Hi,

On NetBSD coreutils tests/date/date-tz.sh test fails. Here is the
behavior on GNU/Linux:

     $ tz_long=$(printf '%2000s' | tr ' ' a)
     $ date -d "TZ=\"${tz_long}0\" 2017"
     Sat Nov  1 01:17:00 PM PDT 2025
     $ echo $?
     0

Here is the behavior on NetBSD:

     $ tz_long=$(printf '%2000s' | tr ' ' a)
     $ date -d "TZ=\"${tz_long}0\" 2017"
     date: invalid date 'TZ="aaaa[many more characters]a0" 2017'
     $ echo $?
     1

The reason for this is tzalloc (used in parse_datetime_body) fails after
256 characters with errno == ENAMETOOLONG but Gnulib's handles
arbitrarily long time zone names.

I wrote a patch to replace timezone_t, tzalloc, etc. on NetBSD to fix
the test.
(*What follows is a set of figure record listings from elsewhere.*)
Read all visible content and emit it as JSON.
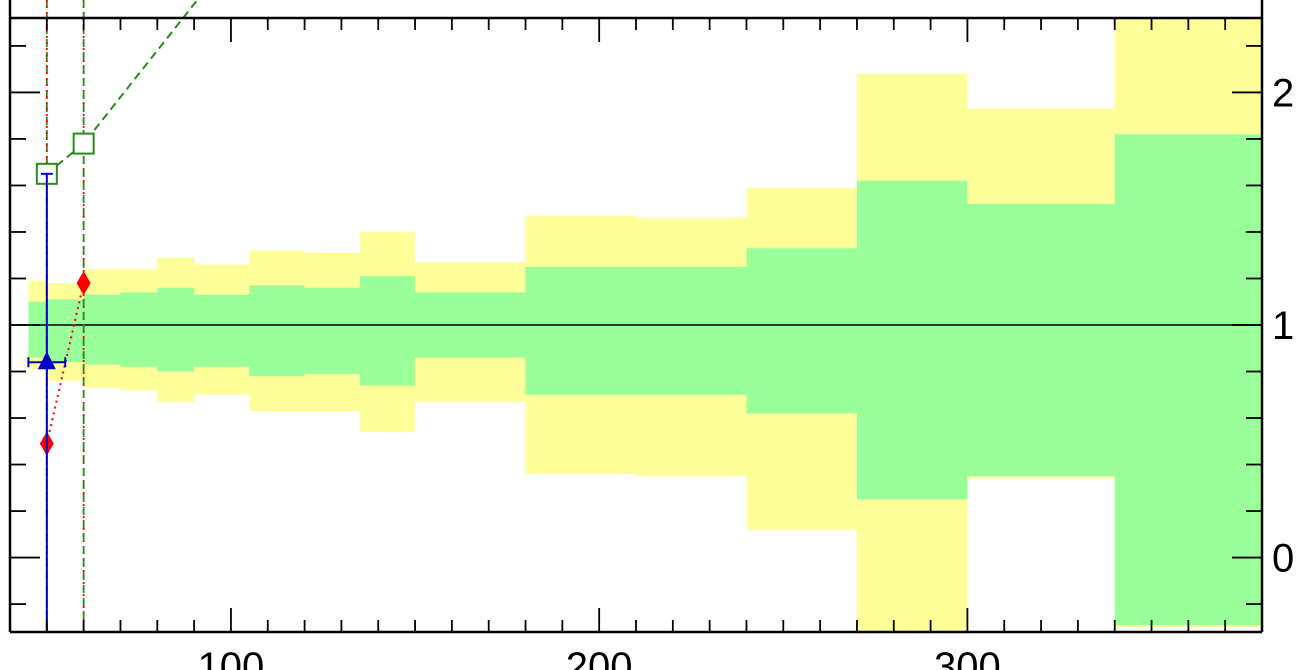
{
  "chart_data": {
    "type": "area",
    "title": "",
    "xlabel": "",
    "ylabel": "",
    "xlim": [
      40,
      380
    ],
    "ylim": [
      -0.32,
      2.32
    ],
    "x_tick_labels": [
      "100",
      "200",
      "300"
    ],
    "y_tick_labels": [
      "0",
      "1",
      "2"
    ],
    "x_ticks": [
      100,
      200,
      300
    ],
    "y_ticks": [
      0,
      1,
      2
    ],
    "x_minor_step": 10,
    "y_minor_step": 0.2,
    "grid": false,
    "reference_line_y": 1,
    "bins": [
      {
        "x0": 45,
        "x1": 50,
        "green": [
          0.86,
          1.1
        ],
        "yellow": [
          0.81,
          1.19
        ]
      },
      {
        "x0": 50,
        "x1": 60,
        "green": [
          0.84,
          1.11
        ],
        "yellow": [
          0.76,
          1.18
        ]
      },
      {
        "x0": 60,
        "x1": 70,
        "green": [
          0.83,
          1.13
        ],
        "yellow": [
          0.73,
          1.24
        ]
      },
      {
        "x0": 70,
        "x1": 80,
        "green": [
          0.82,
          1.14
        ],
        "yellow": [
          0.72,
          1.24
        ]
      },
      {
        "x0": 80,
        "x1": 90,
        "green": [
          0.8,
          1.16
        ],
        "yellow": [
          0.67,
          1.29
        ]
      },
      {
        "x0": 90,
        "x1": 105,
        "green": [
          0.82,
          1.13
        ],
        "yellow": [
          0.7,
          1.26
        ]
      },
      {
        "x0": 105,
        "x1": 120,
        "green": [
          0.78,
          1.17
        ],
        "yellow": [
          0.63,
          1.32
        ]
      },
      {
        "x0": 120,
        "x1": 135,
        "green": [
          0.79,
          1.16
        ],
        "yellow": [
          0.63,
          1.31
        ]
      },
      {
        "x0": 135,
        "x1": 150,
        "green": [
          0.74,
          1.21
        ],
        "yellow": [
          0.54,
          1.4
        ]
      },
      {
        "x0": 150,
        "x1": 180,
        "green": [
          0.86,
          1.14
        ],
        "yellow": [
          0.67,
          1.27
        ]
      },
      {
        "x0": 180,
        "x1": 210,
        "green": [
          0.7,
          1.25
        ],
        "yellow": [
          0.36,
          1.47
        ]
      },
      {
        "x0": 210,
        "x1": 240,
        "green": [
          0.7,
          1.25
        ],
        "yellow": [
          0.35,
          1.46
        ]
      },
      {
        "x0": 240,
        "x1": 270,
        "green": [
          0.62,
          1.33
        ],
        "yellow": [
          0.12,
          1.59
        ]
      },
      {
        "x0": 270,
        "x1": 300,
        "green": [
          0.25,
          1.62
        ],
        "yellow": [
          -0.32,
          2.08
        ]
      },
      {
        "x0": 300,
        "x1": 340,
        "green": [
          0.35,
          1.52
        ],
        "yellow": [
          0.34,
          1.93
        ]
      },
      {
        "x0": 340,
        "x1": 380,
        "green": [
          -0.29,
          1.82
        ],
        "yellow": [
          -0.3,
          2.32
        ]
      }
    ],
    "series": [
      {
        "style": "dashed",
        "marker": "open-square",
        "color": "#2a8a1a",
        "x": [
          50,
          60,
          96
        ],
        "y": [
          1.65,
          1.78,
          2.5
        ]
      },
      {
        "style": "dotted",
        "marker": "diamond",
        "color": "#ff0000",
        "x": [
          50,
          60
        ],
        "y": [
          0.49,
          1.18
        ]
      },
      {
        "style": "solid",
        "marker": "triangle",
        "color": "#0000cc",
        "x": [
          50
        ],
        "y": [
          0.84
        ],
        "x_err": [
          5
        ],
        "y_err_low": 1.5,
        "y_err_high": 0.81
      }
    ],
    "vertical_lines": [
      {
        "x": 50,
        "color": "#2a8a1a",
        "style": "dashed"
      },
      {
        "x": 50,
        "color": "#ff0000",
        "style": "dotted"
      },
      {
        "x": 60,
        "color": "#ff0000",
        "style": "dotted"
      },
      {
        "x": 60,
        "color": "#2a8a1a",
        "style": "dashed"
      }
    ],
    "colors": {
      "green_band": "#99ff99",
      "yellow_band": "#ffff99"
    }
  }
}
But I started to feel like this was a bad decision, since it
prevents us from using something like strftime_z on NetBSD. It doesn't
seem worth the effort when time zone names will hopefully never be that
long.

Paul, what do you think? Is it worth replacing or should I just commit a
few lines in coreutils to work around the behavior?